How to perform graceful Node Shutdown in RKE2
Article Number: 000022104
Environment
- RKE2
Procedure
To perform a graceful node shutdown in RKE2 for maintenance scenarios, follow these steps to cordon and drain the node:
- Mark the node as unschedulable using the command:
kubectl cordon <node name>
kubectl drain <node name> --ignore-daemonsets --force
On worker nodes
1. Stop the rke2-agent service:
sudo systemctl stop rke2-agent
2. Check for any remaining container processes that should be stopped:
sudo ps auxfww
On control pane / etcd nodes
1. Stop the rke2-server service:
sudo systemctl stop rke2-server
2. Check for any remaining container processes that should be stopped:
sudo ps auxfww
Stop remaining processes
If all application workloads have been stopped, this is not needed before shutting down the node, however, in some cases, it may be useful to stop all remaining container processes and components like containerd.
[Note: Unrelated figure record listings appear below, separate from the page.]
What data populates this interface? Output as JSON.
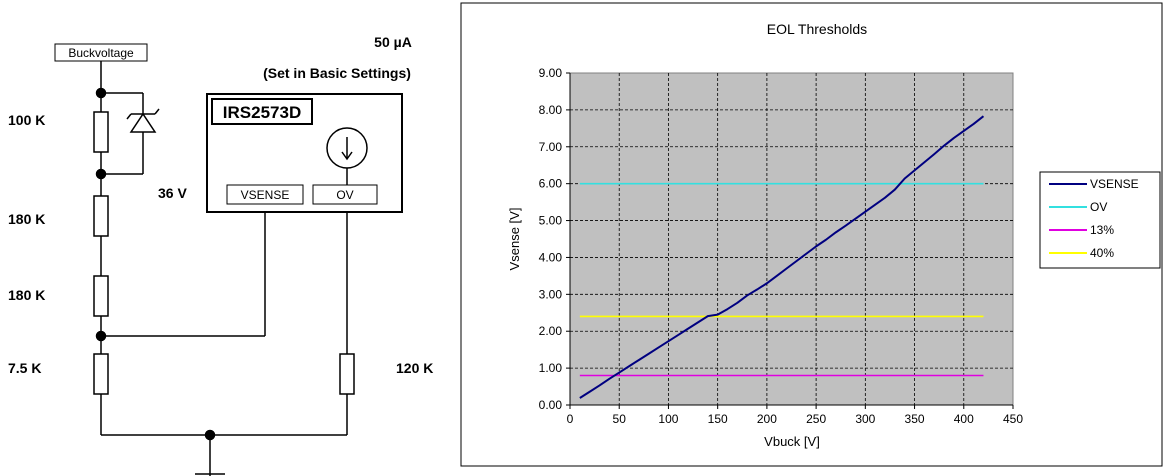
{
  "schematic": {
    "buck_label": "Buckvoltage",
    "current_label": "50    µA",
    "current_note": "(Set in Basic Settings)",
    "chip_name": "IRS2573D",
    "pin_vsense": "VSENSE",
    "pin_ov": "OV",
    "zener_voltage": "36  V",
    "resistors": [
      "100  K",
      "180  K",
      "180  K",
      "7.5  K",
      "120  K"
    ]
  },
  "chart_data": {
    "type": "line",
    "title": "EOL Thresholds",
    "xlabel": "Vbuck [V]",
    "ylabel": "Vsense [V]",
    "xlim": [
      0,
      450
    ],
    "ylim": [
      0,
      9
    ],
    "x_ticks": [
      "0",
      "50",
      "100",
      "150",
      "200",
      "250",
      "300",
      "350",
      "400",
      "450"
    ],
    "y_ticks": [
      "0.00",
      "1.00",
      "2.00",
      "3.00",
      "4.00",
      "5.00",
      "6.00",
      "7.00",
      "8.00",
      "9.00"
    ],
    "grid": true,
    "plot_background": "#c0c0c0",
    "legend_position": "right",
    "series": [
      {
        "name": "VSENSE",
        "color": "#000080",
        "x": [
          10,
          20,
          30,
          40,
          50,
          60,
          70,
          80,
          90,
          100,
          110,
          120,
          130,
          140,
          150,
          160,
          170,
          180,
          190,
          200,
          210,
          220,
          230,
          240,
          250,
          260,
          270,
          280,
          290,
          300,
          310,
          320,
          330,
          340,
          350,
          360,
          370,
          380,
          390,
          400,
          410,
          420
        ],
        "y": [
          0.19,
          0.36,
          0.53,
          0.71,
          0.88,
          1.05,
          1.22,
          1.39,
          1.56,
          1.73,
          1.9,
          2.07,
          2.24,
          2.41,
          2.45,
          2.6,
          2.77,
          2.97,
          3.13,
          3.3,
          3.5,
          3.7,
          3.9,
          4.1,
          4.3,
          4.48,
          4.68,
          4.86,
          5.05,
          5.24,
          5.43,
          5.62,
          5.84,
          6.14,
          6.36,
          6.58,
          6.8,
          7.03,
          7.24,
          7.43,
          7.62,
          7.83
        ]
      },
      {
        "name": "OV",
        "color": "#33e0e0",
        "x": [
          10,
          420
        ],
        "y": [
          6.0,
          6.0
        ]
      },
      {
        "name": "13%",
        "color": "#e000e0",
        "x": [
          10,
          420
        ],
        "y": [
          0.8,
          0.8
        ]
      },
      {
        "name": "40%",
        "color": "#ffff00",
        "x": [
          10,
          420
        ],
        "y": [
          2.4,
          2.4
        ]
      }
    ]
  }
}
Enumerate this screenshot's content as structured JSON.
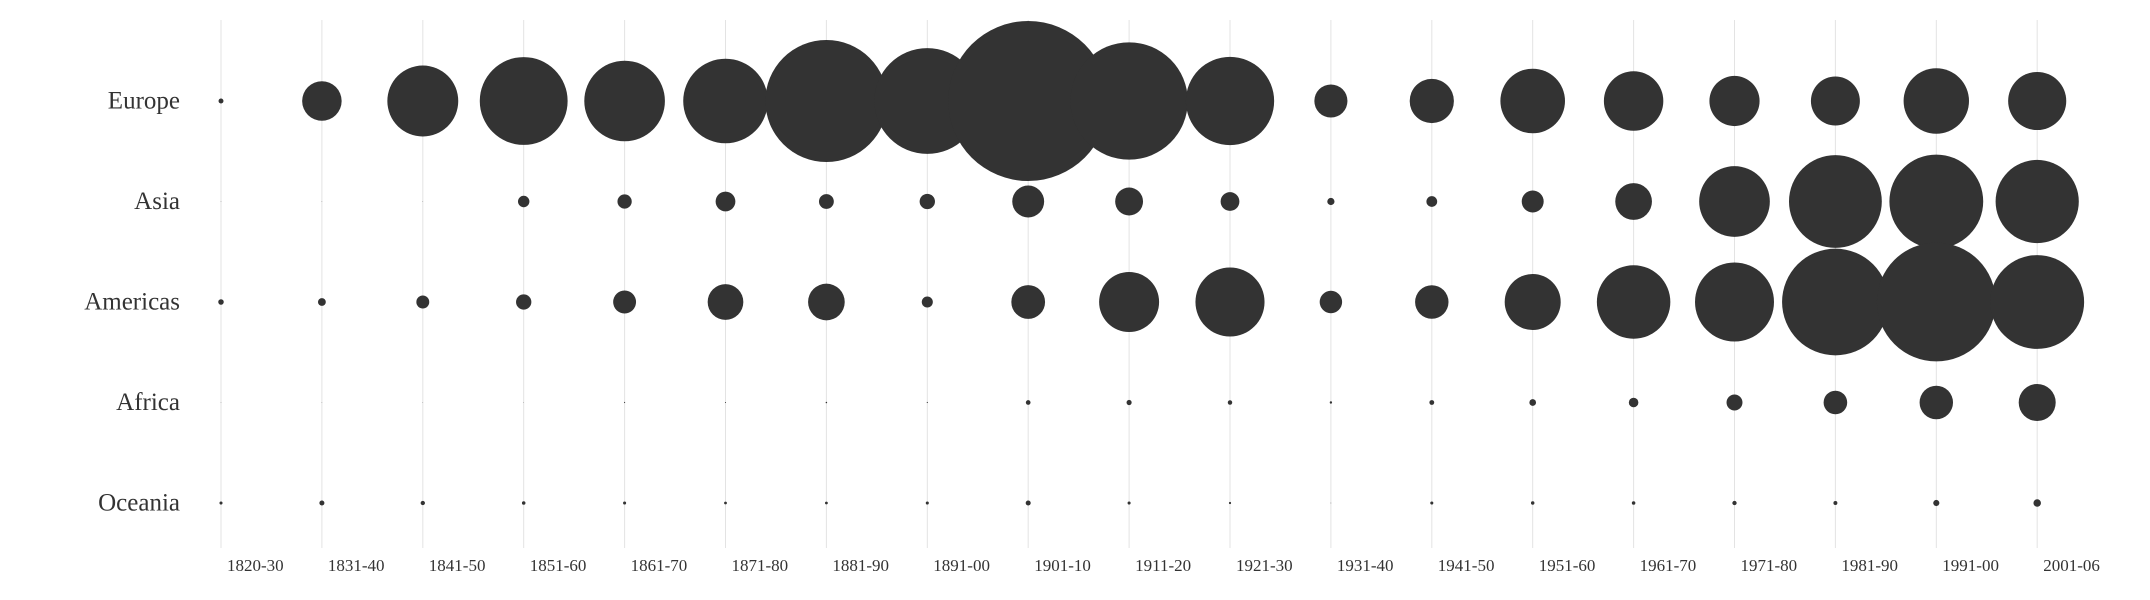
{
  "chart_data": {
    "type": "bubble-grid",
    "title": "",
    "xlabel": "",
    "ylabel": "",
    "grid": "vertical lines at each period",
    "legend": "none",
    "bubble_color": "#333333",
    "grid_color": "#e3e3e3",
    "text_color": "#333333",
    "x": [
      "1820-30",
      "1831-40",
      "1841-50",
      "1851-60",
      "1861-70",
      "1871-80",
      "1881-90",
      "1891-00",
      "1901-10",
      "1911-20",
      "1921-30",
      "1931-40",
      "1941-50",
      "1951-60",
      "1961-70",
      "1971-80",
      "1981-90",
      "1991-00",
      "2001-06"
    ],
    "series": [
      {
        "name": "Europe",
        "values": [
          7700,
          495700,
          1597500,
          2452500,
          2065300,
          2272300,
          4737000,
          3559000,
          8136000,
          4377000,
          2477000,
          348000,
          621000,
          1326000,
          1123000,
          800000,
          762000,
          1359000,
          1073000
        ]
      },
      {
        "name": "Asia",
        "values": [
          30,
          60,
          80,
          41500,
          64800,
          124200,
          69900,
          74900,
          323500,
          247200,
          112100,
          16600,
          37000,
          153200,
          427600,
          1588000,
          2738000,
          2796000,
          2200000
        ]
      },
      {
        "name": "Americas",
        "values": [
          9700,
          19500,
          53100,
          74700,
          166600,
          404000,
          426900,
          38970,
          361900,
          1143700,
          1516700,
          160000,
          354800,
          996900,
          1716000,
          1982000,
          3615000,
          4486000,
          2800000
        ]
      },
      {
        "name": "Africa",
        "values": [
          15,
          50,
          61,
          84,
          407,
          371,
          763,
          432,
          7000,
          8400,
          6300,
          1800,
          7400,
          14100,
          29000,
          80800,
          176900,
          355000,
          435000
        ]
      },
      {
        "name": "Oceania",
        "values": [
          3000,
          8000,
          6000,
          4000,
          3000,
          2500,
          2500,
          3000,
          8000,
          3000,
          1500,
          150,
          3000,
          3800,
          4000,
          6000,
          5000,
          12000,
          18000
        ]
      }
    ]
  }
}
- Verify that no application workloads are running on the node
kubectl describe node <node name>
sudo /usr/local/bin/rke2-killall.sh
Note: The
rke2-killall.shscript uses SIGKILL to terminate processes, which may negatively impact stateful application workloads that may still be running. For stateful workloads, consider a solution that sends SIGTERM with a timeout before resorting to SIGKILL. For related information, refer to the documentation: Best practices for RKE2 cluster maintenance. Always, make sure to capture an etcd snapshot before performing any node maintenance activity.
Start the service again
- After maintenance, start the service:
-
- Worker (agent) nodes: sudo systemctl start rke2-agent
- Control plane (server) nodes: sudo systemctl start rke2-server
- Mark the node as schedulable again:
kubectl uncordon <node name>